Mengekspresikan kasih melalui
kebaktian dalam liturgi yang jujur, khidmat, jelas, menginspirasi dan
merefleksikan kebenaran Allah sebagaimana yang diungkapkan dalam Alkitab.
Lebih lanjut kasih
Kristiani kepada sesama manusia meliputi :
1.
Memandang dan memahami orang
lain secara otentik seperti yang telah dilakukan Yesus, dengan memperlakukan
orang lain sebagai yang diciptakan sesuai dengan gambar dan rupa Allah, tanpa
perlakuan diskriminatif berdasarkan ras, jenis kelamin, usia, kemampuan fisik
dan mental, kebangsaan dan status ekonomi;
2.
Berpihak, sebagaimana yang
sudah Yesus lakukan, dengan yang tersisih dan tertekan, terbuang dan sakit,
memperjuangkan kedamaian dan keadilan dengan segenap upaya dan daya;
3.
Memperjuangkan kebebasan
beragama dan mengupayakan suara-suara kenabian kepada pemerintah terkait dengan
keadaan sosial yang membutuhkan perhatian bersama segenap komponen masyarakat;
4.
Berjalan dengan rendah hati
bersama Allah, menyadari kelemahan diri sendiri sambil dengan tetap jujur
memuji dan mencari kebaikan dalam diri orang lain termasuk terhadap mereka yang
menganggap kita sebagai musuh mereka.
Sedangkan kasih
Kristiani kepada diri sendiri meliputi :
1.
Mendasarkan kehidupan kita
dalam iman bahwa di dalam Kristus, segala sesuatu dijadikan baru dan kita
termasuk semua orang amat sangat dikasihi dengan kasih yang lebih besar dari
yang dapat kita bayangkan untuk selama-lamanya;
2.
Menyadari bahwa sebenarnya
pikiran dan hati kita pada dasarnya adalah ciptaan Allah yang kudus, oleh sebab
itu baik iman maupun ilmu pengetahuan juga iman dan keragu-raguan
merupakan proses yang patut dihargai dalam mencari, menemukan dan
mempermuni kebenaran yang membawa kepada kehidupan karena-Nya;
3.
Peduli akan kebugaran tubuh
dengan menyediakan waktu yang cukup untuk menikmati kuasa dan sukacita yang
didapat melalui doa, refleksi, ibadah dan rekreasi yang akan memperlengkapi
karya kinerja sehari-hari sebagai wujud pertanggungjawaban talenta yang
dipercayakan-Nya;
4.
Menghidupi iman dengan tindakan
karena sadar bahwa hidup kita ini bermakna dan memiliki tujuan. Tindakan iman
itu dihayati sebagai panggilan dan pelayanan yang memperkuat dan mempernyata
bukti kasih Allah kepada dan melalui kita.
2.4
Isi Spiritualitas Kristiani
Dalam Gereja Katolik, terdapat
banyak cara penghayatan iman dan spiritualitas. Tetapi, inti semua
spiritualitas Kristiani yang benar adalah keinginan untuk “mengikuti” Yesus.[8]

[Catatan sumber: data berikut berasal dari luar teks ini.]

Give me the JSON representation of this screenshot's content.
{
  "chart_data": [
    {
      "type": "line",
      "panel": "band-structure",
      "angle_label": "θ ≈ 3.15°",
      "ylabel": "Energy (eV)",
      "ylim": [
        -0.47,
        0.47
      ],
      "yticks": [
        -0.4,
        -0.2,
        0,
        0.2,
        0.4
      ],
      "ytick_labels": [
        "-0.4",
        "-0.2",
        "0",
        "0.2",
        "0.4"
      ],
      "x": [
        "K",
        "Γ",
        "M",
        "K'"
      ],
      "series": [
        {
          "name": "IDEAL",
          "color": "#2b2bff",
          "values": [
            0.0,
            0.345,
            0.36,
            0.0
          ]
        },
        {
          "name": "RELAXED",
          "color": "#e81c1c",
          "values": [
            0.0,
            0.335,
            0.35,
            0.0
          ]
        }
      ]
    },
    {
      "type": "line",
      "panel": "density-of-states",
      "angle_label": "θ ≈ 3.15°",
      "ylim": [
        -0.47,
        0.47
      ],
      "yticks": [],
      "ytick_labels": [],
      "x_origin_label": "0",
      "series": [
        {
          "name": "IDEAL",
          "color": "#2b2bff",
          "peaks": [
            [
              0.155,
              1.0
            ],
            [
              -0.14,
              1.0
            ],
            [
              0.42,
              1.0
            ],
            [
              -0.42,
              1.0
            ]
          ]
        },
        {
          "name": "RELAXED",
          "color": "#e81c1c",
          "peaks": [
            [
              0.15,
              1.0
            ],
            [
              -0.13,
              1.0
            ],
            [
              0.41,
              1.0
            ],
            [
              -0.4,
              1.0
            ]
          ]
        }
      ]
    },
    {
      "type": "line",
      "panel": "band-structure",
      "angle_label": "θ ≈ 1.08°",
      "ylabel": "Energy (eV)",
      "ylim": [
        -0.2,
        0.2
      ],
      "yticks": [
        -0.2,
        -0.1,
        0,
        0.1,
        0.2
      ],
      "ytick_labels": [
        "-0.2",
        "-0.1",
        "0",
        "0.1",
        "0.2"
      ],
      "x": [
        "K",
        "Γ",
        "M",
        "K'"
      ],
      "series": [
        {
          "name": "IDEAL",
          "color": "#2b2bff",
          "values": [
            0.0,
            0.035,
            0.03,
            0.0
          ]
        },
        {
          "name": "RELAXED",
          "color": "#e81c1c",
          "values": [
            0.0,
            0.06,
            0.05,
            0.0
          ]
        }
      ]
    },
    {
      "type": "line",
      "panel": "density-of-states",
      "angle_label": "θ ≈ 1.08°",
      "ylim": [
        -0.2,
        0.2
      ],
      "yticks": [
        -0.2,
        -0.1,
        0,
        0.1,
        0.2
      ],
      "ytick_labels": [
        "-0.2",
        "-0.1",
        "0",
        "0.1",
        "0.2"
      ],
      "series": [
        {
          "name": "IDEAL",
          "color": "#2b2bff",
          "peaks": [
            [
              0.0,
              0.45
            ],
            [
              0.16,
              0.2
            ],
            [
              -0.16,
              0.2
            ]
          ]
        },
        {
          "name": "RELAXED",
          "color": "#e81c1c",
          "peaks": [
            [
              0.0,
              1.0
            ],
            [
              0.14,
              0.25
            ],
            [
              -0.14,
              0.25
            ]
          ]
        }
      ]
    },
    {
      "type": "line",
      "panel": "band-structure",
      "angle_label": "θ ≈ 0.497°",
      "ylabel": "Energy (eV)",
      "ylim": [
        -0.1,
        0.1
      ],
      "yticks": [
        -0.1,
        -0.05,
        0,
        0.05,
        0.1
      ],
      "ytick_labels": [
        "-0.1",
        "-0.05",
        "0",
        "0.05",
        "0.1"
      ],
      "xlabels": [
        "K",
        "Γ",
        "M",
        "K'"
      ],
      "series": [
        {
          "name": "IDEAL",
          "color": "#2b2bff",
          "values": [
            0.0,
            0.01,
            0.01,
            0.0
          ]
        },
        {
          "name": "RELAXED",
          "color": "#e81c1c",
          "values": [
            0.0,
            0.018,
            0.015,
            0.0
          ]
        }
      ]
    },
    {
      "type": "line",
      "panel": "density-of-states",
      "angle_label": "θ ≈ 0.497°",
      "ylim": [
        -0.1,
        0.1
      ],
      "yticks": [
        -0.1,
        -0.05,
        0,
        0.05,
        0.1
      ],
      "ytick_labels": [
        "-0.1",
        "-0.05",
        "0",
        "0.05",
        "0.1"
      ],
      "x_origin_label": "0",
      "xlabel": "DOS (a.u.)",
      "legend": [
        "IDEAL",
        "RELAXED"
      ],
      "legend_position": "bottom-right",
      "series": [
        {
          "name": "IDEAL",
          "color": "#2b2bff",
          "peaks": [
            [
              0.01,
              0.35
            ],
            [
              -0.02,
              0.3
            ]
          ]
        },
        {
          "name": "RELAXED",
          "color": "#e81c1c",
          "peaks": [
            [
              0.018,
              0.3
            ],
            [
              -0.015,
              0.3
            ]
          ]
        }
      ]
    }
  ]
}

Spiritualitas Kristiani berdasarkan
identifikasi dalam iman dengan Yesus Kristus yang bagi orang-orang Kristiani
merupakan “jalan, kebenaran dan kehidupan” (Yoh. 1:46). Mengikuti Yesus berarti
membangun sikap-sikap yang diperlihatkan Yesus. Spiritualitas menjadi motivasi
untuk mengubah dunia yang penuh kekerasan, kebencian, penindasan, ketidakadilan
dan kedosaan, menjadi tempat di mana sentuhan cinta kasih Allah dapat
dirasakan.
2.5
Dasar Spiritualitas Kristiani : Kerendahan Hati
2.5.1 Pengertian Kerendahan Hati
2.5.1.1 Arti Etimologis Kerendahan
Hati
Kerendahan hati atau humility
berasal dari kata bahasa Latin humus
yang berarti tanah/ bumi. Jadi, kerendahan hati adalah menempatkan diri
‘membumi’ ke tanah. Secara khusus pada Rabu Abu, Gereja mengingatkan kita akan
hal ini: “Ingatlah bahwa kamu adalah debu, dan kamu akan kembali menjadi debu”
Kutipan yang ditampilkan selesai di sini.